In making the decision, the Board explained that union insignia are a “critical form of protected communication” under the NLRA used “to support organizing campaigns, demonstrate solidarity, and advocate for issues during collective bargaining.” The decision also applies beyond union insignia to other slogans that concern terms and conditions of employment.
The decision reverses a Trump-era NLRB decision that had strengthened the hand of employers in their ability to restrict worker expression on the shop floor. Unfortunately, the decision comes more than four years after workers and the UAW filed unfair labor practice charges with the NLRB.
Section 7 of the National Labor Relations Act (the Act) guarantees employees "the right to self-organization, to form, join, or assist labor organizations, to bargain collectively through representatives of their own choosing, and to engage in other concerted activities for the purpose of collective bargaining or other mutual aid or protection, today's decision reaffirms this right" noted United Federation LEOS-PBA Organizing Director Steve Maritas.
Board Rules Workplace Policies Limiting Wearing Union Insignia, including Union Apparel, are Unlawful Absent Special Circumstances
August 29, 2022
Today, the National Labor Relations Board issued a decision in Tesla, Inc., in which the Board overruled Wal-Mart Stores, Inc. 368 NLRB No. 146 (2019), and reaffirmed longstanding precedent holding that employer attempts to impose any restriction on the display of union insignia, including by wearing union apparel, are presumptively unlawful, absent special circumstances that justify such a restriction. Wal-Mart Stores had previously held that the “special-circumstances” test applies only when an employer completely prohibits union insignia, and that lesser size-and-appearance restrictions on union insignia could be deemed lawful based on less compelling employer interests.
After consideration of public comment through a Notice and Invitation for Briefing, see Tesla, Inc., 370 NLRB No. 88 (2021), a Board majority consisting of Chairman McFerran and Members Wilcox and Prouty found that it was unlawful for Tesla to maintain a policy requiring employees to wear a plain black t-shirt or one imprinted with the employer’s logo, thus prohibiting employees from substituting a shirt bearing union insignia. The Board reaffirmed that, consistent with Republic Aviation Corp. v. NLRB, 324 U.S. 793 (1945), when an employer interferes in any way with employees’ right under Section 7 of the National Labor Relations Act to display union insignia, that interference is presumptively unlawful, and the employer has the burden to establish special circumstances that make the rule necessary to maintain production or discipline. The majority then found that Tesla failed to establish special circumstances in this case.

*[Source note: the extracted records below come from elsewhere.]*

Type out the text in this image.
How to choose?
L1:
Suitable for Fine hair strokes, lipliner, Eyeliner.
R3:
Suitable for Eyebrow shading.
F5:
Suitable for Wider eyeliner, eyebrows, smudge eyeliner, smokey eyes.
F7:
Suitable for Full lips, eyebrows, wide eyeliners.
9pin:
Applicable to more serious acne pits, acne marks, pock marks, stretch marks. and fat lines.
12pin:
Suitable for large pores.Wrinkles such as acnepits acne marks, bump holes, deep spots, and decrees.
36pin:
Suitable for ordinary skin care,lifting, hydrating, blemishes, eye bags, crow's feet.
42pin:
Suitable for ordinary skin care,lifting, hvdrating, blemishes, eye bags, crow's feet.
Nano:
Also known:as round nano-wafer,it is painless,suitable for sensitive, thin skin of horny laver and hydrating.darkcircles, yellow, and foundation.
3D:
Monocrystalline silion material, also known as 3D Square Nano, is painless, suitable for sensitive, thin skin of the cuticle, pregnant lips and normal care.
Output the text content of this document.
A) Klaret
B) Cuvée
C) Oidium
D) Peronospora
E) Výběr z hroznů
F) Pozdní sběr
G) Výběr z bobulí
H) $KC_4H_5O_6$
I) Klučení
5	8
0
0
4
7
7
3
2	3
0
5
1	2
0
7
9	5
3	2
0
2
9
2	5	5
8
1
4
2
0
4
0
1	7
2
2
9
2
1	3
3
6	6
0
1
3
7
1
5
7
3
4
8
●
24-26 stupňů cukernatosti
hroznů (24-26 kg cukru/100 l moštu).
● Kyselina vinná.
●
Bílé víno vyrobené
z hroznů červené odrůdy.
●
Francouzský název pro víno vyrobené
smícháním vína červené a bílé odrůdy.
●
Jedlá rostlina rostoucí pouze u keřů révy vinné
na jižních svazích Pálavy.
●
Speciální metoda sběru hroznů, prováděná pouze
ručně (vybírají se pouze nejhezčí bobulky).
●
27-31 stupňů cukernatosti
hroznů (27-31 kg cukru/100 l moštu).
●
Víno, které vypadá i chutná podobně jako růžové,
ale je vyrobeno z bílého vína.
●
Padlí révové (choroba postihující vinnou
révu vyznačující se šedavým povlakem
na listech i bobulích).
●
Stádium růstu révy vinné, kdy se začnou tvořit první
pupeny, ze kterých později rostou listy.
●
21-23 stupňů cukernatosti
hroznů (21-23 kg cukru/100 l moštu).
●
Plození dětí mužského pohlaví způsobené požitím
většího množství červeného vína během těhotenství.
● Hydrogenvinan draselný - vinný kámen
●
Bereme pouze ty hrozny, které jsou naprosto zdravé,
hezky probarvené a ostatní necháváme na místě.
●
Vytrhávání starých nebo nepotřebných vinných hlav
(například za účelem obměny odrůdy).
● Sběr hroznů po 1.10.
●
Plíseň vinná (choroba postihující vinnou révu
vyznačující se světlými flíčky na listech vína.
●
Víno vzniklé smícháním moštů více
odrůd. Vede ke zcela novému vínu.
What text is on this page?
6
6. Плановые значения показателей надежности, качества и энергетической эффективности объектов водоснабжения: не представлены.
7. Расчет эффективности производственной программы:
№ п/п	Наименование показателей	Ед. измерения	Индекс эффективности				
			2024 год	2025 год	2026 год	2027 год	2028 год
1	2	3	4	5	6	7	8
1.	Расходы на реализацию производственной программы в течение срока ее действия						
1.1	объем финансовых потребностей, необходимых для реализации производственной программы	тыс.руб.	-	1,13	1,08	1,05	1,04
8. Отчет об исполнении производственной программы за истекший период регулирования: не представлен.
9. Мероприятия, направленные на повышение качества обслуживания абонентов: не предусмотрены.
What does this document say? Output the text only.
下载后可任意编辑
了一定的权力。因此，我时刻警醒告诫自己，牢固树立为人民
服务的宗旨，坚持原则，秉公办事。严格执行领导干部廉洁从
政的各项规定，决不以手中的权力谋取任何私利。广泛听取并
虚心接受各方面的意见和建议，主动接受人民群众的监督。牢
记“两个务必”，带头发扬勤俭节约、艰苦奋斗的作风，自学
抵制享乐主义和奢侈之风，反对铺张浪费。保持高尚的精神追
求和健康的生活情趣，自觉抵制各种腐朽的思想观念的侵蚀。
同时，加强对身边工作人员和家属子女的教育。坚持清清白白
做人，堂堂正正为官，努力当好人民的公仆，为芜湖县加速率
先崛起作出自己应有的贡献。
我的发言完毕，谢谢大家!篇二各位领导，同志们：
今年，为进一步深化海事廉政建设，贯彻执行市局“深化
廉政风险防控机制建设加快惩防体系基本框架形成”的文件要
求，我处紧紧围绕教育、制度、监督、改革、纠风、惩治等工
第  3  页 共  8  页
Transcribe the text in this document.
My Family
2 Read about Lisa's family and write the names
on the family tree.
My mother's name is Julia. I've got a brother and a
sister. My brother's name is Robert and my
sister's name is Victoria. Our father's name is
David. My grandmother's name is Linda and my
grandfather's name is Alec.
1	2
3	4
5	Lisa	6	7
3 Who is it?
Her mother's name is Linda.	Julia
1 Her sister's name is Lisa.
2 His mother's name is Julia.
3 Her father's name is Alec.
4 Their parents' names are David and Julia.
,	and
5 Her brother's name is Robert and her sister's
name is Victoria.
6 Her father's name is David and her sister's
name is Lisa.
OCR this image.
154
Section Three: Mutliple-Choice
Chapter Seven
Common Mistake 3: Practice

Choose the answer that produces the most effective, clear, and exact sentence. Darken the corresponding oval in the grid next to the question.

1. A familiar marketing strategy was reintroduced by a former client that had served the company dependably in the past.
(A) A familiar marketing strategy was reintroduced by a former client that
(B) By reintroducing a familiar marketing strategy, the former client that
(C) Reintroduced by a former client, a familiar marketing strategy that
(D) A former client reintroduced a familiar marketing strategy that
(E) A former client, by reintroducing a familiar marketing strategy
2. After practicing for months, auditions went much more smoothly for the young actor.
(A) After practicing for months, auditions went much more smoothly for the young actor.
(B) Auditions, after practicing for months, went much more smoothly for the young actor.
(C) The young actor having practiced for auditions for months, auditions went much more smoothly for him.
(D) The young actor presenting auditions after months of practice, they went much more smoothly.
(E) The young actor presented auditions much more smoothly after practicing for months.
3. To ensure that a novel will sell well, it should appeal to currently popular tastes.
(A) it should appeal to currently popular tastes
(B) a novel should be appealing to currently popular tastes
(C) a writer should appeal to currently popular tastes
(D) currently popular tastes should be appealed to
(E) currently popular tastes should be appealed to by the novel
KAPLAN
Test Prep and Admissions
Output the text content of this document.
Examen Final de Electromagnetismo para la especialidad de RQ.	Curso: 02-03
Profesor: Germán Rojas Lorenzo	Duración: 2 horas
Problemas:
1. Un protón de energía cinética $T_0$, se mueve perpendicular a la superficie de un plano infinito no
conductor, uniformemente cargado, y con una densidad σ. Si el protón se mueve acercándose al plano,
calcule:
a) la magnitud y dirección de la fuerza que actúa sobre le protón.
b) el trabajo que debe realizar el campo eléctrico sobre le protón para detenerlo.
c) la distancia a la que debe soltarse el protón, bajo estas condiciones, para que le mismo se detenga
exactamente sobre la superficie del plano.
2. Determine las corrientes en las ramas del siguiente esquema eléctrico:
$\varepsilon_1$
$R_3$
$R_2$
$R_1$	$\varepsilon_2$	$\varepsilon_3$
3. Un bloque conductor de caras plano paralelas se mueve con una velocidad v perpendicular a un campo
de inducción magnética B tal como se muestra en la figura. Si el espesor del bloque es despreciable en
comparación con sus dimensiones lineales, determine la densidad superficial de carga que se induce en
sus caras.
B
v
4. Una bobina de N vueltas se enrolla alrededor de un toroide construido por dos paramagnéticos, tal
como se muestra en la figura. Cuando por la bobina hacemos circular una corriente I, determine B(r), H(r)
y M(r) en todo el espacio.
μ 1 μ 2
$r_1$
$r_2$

“Wearing union insignia, whether a button or a t-shirt, is a critical form of protected communication. For many decades, employees have used insignia to advocate for their workplace interests – from supporting organizing campaigns, to protesting unfair conditions in the workplace – and the law has always protected them,” said Chairman Lauren McFerran. “With today’s decision, the Board reaffirms that any attempt to restrict the wearing of union clothing or insignia is presumptively unlawful and – consistent with Supreme Court precedent – an employer has a heightened burden to justify attempts to limit this important right.” Members Kaplan and Ring dissented.